学校法人城西大学は、学校法人日本航空学園と連携協定を結んでおり、提案の公募とは別にキャンパス跡地活用の検討を依頼。現地視察などを行った結果、長期使用の希望に至ったという。 日本航空学園は、1932年に創立された国内では最大、最古の航空従事者養成の専門校。山梨県甲斐市や石川県輪島市、東京都青梅市、北海道千歳市にある日本航空高等学校の他、同校通信制課程、専門学校の日本航空大学校を運営している。 5日に使用に関する枠組みの方向性を確認する基本協定が3者で結ばれ、6、7日に鴨川市役所で開かれた市民説明会で、内容や使用条件が明らかにされた。 鴨川市の説明によると、通信制サテライトキャンパスとして、全国から生徒を募集し、専任教職員などを配置。生徒は住民票を同市に移し、生活しながら毎日通学する。 生徒数は、開校時は1年生のみ40人、2年目は60人の新入生を加えて100人、3年目から新入生は100人となり、5年目から3学年300人の規模となる。 開校当初は、女子野球や女子サッカーに注力して生徒を募集するとともに、能登半島地震で被害を受けた石川校の女子サッカー部の活動拠点を移す。その後は陸上(駅伝)など、スポーツ志望の生徒を募集する。 すでに認可を得ている通信制のキャンパスのため、早ければ来年4月に開校する。26年度にずれ込む場合は、来年度は山梨校、石川(青梅)校のクラブ合宿所として使用しながら、生徒の受け入れ環境を整え、オープンスクールなども開催する。 将来構想では、高等学校の認可を申請し、5~10年を掛けてドローン教育や航空専門教育の体制を整え、男子生徒を含めた航空人材育成機関を目指すという。
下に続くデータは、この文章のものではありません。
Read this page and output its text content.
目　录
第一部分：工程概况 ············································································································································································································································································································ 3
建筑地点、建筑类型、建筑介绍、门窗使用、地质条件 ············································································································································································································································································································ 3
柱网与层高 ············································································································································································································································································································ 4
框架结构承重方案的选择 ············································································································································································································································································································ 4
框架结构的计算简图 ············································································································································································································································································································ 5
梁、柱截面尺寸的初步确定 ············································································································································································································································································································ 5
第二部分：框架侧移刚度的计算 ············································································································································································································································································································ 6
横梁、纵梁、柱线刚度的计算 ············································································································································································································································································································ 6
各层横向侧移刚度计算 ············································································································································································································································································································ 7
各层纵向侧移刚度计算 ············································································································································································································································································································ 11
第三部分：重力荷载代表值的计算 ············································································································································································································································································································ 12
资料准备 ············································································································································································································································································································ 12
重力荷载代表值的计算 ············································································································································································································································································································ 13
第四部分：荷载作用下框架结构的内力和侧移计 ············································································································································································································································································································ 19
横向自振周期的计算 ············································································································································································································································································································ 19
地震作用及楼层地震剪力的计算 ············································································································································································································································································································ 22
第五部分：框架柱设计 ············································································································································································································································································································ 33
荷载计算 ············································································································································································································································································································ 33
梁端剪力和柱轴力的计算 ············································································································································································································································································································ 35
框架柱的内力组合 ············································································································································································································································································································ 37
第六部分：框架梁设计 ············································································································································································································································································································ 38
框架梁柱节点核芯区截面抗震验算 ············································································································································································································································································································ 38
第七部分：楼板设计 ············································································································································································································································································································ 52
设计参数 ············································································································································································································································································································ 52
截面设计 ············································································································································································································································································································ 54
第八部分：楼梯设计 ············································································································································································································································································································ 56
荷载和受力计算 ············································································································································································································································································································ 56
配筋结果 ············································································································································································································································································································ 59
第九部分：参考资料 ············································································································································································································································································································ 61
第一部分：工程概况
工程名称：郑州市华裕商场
鴨川市に対しては▽安房キャンパス(土地)の長期無償使用▽市が所有するスポーツ施設の無償または減免での継続的使用――といった支援を求めている。 12月議会に、返還された土地を無償貸付するための議案が追加提案され、可決されれば年内に土地使用賃借契約を締結し、来年4月の開校が実現する。